任勤勤不知道的是,徐明廷當時住的公寓,就離他們只有兩個街區之遠。他每天清晨都會在中央公園裡晨跑,周末也很喜歡去百老匯看演出消遣。
也許,曾經,在某個時刻,他們在紐約的天空下擦肩而過,又各自奔向前方。
「這些年,你獨自在國外打拼,吃了很多苦吧?」任勤勤問。
「要看和什麼樣的人比。」徐明廷輕笑,「和豪門子弟比,我吃了苦,可是和普通人,和寒門子弟比,我一直都在享福。」
任勤勤忍不住深深看了徐明廷一眼。
徐明廷當年沮喪地出國念書,連朋友都不想見。任勤勤當時還很擔心徐明廷的扛壓能力,畢竟他是一路順風順水長大的孩子。也更怕他想不開可,鑽了什麼牛角尖。

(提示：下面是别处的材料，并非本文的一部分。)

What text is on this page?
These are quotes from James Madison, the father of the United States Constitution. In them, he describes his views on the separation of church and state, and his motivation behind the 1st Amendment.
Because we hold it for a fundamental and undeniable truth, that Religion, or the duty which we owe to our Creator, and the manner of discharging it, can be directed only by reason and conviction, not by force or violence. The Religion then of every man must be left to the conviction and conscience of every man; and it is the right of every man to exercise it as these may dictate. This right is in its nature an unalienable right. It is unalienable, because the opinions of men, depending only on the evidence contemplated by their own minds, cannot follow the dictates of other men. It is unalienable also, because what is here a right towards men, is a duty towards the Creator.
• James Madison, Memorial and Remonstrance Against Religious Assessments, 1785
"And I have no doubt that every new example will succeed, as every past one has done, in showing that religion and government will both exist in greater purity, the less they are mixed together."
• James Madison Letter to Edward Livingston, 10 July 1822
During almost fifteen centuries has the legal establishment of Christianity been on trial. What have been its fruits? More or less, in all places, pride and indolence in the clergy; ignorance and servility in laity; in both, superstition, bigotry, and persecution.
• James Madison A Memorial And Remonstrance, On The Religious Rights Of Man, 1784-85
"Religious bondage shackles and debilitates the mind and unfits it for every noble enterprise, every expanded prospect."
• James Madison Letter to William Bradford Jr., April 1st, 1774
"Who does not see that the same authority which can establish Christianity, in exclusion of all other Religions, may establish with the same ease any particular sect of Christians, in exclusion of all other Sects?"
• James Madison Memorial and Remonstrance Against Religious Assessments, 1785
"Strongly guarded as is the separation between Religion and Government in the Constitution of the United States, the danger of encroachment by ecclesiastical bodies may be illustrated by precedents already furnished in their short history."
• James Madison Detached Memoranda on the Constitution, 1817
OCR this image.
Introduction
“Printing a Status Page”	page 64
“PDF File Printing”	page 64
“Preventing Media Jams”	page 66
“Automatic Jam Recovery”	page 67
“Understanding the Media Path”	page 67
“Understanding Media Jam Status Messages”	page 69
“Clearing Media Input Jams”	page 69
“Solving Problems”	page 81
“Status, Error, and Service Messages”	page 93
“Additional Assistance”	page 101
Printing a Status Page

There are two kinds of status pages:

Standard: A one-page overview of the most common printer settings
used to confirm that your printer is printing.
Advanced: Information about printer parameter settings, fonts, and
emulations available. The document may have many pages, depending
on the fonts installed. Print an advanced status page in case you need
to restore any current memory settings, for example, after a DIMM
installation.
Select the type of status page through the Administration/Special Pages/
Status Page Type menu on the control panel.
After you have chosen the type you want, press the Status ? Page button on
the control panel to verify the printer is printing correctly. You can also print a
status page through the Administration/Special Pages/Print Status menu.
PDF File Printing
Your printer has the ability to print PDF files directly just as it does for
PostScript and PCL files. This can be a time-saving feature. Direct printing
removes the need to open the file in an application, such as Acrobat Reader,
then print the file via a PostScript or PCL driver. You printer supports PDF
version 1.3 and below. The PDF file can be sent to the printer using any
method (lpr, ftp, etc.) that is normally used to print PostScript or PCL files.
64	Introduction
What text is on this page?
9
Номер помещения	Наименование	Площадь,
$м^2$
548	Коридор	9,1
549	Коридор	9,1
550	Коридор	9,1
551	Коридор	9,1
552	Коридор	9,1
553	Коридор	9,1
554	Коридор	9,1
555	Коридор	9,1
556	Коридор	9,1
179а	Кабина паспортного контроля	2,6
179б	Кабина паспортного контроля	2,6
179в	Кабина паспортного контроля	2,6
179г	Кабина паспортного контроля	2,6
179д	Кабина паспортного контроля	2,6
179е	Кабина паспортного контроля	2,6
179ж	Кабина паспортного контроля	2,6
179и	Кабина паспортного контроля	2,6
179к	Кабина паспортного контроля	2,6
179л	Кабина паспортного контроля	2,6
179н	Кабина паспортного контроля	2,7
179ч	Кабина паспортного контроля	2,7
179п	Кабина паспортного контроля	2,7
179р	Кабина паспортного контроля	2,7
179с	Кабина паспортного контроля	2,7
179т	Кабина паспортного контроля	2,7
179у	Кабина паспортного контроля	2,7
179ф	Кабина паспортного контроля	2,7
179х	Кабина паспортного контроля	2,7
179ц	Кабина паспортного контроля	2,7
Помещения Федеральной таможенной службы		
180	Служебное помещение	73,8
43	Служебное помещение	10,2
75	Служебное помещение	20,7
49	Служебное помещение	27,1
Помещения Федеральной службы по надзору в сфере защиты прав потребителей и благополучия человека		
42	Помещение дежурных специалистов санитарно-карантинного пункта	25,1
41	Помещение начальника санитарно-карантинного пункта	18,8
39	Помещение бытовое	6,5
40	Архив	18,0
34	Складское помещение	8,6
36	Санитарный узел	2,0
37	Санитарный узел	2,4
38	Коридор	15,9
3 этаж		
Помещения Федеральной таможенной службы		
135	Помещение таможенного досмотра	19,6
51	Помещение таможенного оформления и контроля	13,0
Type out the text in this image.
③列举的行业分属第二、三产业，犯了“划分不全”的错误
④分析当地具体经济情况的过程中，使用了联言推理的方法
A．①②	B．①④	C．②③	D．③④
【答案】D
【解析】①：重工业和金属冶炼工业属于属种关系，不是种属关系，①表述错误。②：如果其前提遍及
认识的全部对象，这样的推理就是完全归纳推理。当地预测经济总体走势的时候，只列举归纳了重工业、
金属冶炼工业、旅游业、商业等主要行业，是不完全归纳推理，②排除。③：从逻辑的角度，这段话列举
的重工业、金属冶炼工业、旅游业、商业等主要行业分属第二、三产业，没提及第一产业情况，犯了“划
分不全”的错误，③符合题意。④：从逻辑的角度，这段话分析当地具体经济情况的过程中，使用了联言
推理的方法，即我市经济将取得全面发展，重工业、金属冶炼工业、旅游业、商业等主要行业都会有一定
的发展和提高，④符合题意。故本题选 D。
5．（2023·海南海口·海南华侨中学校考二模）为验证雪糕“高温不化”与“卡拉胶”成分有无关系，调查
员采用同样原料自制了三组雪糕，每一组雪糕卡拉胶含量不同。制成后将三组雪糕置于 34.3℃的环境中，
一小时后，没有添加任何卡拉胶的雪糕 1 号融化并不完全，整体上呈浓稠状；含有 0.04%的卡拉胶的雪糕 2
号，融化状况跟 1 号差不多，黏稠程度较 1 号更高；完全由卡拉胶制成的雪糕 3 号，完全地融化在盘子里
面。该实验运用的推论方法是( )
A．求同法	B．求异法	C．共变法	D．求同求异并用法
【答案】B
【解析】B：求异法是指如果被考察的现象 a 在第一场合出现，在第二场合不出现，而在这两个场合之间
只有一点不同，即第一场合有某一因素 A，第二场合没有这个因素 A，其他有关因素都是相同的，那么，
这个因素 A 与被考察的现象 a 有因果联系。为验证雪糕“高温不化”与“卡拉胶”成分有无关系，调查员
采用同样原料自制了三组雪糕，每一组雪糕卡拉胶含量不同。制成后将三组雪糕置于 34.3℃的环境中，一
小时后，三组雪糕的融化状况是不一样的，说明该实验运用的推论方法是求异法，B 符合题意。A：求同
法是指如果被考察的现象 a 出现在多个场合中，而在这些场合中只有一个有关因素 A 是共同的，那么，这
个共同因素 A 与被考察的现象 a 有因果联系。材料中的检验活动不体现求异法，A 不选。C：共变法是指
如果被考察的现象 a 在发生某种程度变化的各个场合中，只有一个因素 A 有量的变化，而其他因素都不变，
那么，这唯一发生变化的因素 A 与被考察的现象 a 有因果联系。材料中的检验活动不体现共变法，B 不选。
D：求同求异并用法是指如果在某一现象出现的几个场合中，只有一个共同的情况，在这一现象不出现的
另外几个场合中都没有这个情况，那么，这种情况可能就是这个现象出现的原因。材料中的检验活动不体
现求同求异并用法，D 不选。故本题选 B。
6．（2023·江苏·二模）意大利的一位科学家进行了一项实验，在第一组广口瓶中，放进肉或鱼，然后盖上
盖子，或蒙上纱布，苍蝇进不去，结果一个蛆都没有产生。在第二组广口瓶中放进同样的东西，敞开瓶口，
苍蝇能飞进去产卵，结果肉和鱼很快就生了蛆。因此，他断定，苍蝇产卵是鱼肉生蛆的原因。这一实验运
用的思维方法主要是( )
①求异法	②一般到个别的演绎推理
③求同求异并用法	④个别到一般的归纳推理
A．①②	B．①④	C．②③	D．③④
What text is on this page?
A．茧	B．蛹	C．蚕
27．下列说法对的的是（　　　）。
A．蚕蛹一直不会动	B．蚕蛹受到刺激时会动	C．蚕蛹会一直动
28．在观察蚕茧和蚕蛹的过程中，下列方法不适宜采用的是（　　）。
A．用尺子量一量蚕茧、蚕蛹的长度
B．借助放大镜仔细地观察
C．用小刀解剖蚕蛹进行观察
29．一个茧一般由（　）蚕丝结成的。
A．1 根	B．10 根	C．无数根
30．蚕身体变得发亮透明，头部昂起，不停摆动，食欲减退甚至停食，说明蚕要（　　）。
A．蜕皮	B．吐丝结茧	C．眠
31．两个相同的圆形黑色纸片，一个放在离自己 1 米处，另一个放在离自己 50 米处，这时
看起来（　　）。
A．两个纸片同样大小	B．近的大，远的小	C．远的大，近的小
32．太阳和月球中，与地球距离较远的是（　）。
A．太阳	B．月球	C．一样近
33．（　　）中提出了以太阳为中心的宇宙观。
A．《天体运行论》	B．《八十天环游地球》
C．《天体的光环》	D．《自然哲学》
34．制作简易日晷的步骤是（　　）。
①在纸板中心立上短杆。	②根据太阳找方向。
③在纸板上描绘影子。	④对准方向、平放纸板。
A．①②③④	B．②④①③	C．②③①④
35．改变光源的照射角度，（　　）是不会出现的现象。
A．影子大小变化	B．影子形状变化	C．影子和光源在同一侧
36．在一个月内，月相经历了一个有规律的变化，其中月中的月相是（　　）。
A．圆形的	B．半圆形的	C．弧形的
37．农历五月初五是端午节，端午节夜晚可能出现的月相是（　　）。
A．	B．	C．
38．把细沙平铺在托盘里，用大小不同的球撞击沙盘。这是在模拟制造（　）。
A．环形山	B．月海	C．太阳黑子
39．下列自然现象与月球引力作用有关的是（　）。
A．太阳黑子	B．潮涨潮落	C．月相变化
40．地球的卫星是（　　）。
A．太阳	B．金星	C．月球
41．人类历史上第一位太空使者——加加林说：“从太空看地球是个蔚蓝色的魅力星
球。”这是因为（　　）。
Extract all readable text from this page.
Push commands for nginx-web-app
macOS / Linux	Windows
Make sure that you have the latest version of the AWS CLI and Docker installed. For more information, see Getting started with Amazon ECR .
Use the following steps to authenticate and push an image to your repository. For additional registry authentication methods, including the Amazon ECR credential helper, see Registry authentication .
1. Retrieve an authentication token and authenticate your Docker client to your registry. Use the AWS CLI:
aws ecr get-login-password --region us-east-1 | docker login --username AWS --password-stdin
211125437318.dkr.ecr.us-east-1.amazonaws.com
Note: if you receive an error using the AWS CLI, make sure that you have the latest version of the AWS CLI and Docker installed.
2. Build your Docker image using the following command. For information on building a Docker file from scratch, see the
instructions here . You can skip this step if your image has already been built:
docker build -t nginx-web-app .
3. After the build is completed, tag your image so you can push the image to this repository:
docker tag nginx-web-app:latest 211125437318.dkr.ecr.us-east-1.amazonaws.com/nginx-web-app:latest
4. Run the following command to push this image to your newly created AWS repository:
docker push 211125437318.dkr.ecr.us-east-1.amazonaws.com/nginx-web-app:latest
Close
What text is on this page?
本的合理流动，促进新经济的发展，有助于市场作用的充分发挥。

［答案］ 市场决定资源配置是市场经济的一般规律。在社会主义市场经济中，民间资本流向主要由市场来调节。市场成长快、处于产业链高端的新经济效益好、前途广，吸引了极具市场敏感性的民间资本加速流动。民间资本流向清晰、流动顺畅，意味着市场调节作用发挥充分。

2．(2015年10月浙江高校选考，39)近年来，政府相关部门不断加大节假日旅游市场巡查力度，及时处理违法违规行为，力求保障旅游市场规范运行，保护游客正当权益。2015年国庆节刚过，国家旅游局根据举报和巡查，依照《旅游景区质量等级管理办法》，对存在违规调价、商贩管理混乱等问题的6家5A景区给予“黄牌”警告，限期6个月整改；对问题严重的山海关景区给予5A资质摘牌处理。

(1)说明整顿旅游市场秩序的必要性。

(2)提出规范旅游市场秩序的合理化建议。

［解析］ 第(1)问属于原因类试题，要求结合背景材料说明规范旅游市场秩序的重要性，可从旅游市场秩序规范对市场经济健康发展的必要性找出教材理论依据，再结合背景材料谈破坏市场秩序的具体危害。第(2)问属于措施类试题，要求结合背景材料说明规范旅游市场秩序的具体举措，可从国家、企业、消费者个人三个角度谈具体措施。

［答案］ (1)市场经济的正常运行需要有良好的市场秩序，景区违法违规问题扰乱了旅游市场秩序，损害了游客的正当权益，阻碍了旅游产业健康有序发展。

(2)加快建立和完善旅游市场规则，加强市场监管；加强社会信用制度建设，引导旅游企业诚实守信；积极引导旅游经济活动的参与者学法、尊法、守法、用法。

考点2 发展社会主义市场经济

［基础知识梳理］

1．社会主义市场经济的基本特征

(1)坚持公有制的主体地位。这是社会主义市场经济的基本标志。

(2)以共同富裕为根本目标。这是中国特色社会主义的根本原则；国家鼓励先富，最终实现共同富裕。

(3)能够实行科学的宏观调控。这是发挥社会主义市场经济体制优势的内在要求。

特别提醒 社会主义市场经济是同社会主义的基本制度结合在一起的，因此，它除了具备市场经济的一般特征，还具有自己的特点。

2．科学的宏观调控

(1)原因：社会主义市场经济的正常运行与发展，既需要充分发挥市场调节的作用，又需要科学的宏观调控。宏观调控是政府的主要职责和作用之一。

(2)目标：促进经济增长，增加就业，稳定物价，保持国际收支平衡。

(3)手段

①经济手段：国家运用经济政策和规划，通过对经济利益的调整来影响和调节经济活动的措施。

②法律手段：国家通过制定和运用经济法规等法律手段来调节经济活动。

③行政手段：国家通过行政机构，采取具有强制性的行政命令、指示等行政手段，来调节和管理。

今天聽徐明廷理智地分析自己,任勤勤放下了心來。徐明廷成熟了。
「當年我就是溫室里的花朵。」徐明廷說,「稍微被雨水打著了,就當天都塌下來了。而且,我爸決意努力償還債務,我們家變賣了大量的家產。可就是這樣,還有債主找上門來。我爸為了護著我和我媽,被他們用雞蛋砸了一頭一臉……」
任勤勤錯愕。
徐明廷的聲音有一絲顫抖,這段回憶依舊讓他痛苦。
「你也見過我爸,多有風度,多斯文的人。我從來沒見過他那麼狼狽,跪下來求對方停手,保證一定會還錢。我想替他跪,他不讓。他說他的膝蓋已經彎了,我的膝蓋不能彎……」
「明廷……」任勤勤怔然。
他就是因為這些事,才不肯見她一面的嗎?
他當年是真的無暇他顧。
「但是,都過去了。」徐明朝任勤勤釋然一笑,「現在我們家不僅沒有了債務,還得到了大筆投資,東山再起指日可待。只是從今往後,家裡的重擔由我來扛著。我不會再躲在父母的背後了。」
任勤勤勉強擠了個笑:「你也真是,什麼都不說。當然,就算說了,我其實什麼忙都幫不上。這樣的朋友,也怪沒用的。」
「朋友的作用不是這個。」徐明廷說,「我知道你在背後一直默默關心我,掛念著我。我知道有你這麼一個人在,哪怕在世界的另一端。我也覺得很安心。」
任勤勤不知道,她對於自己的意義,不在於她能為他做什麼,而在於她象徵著自己年少無憂,最明媚燦爛的一段時光。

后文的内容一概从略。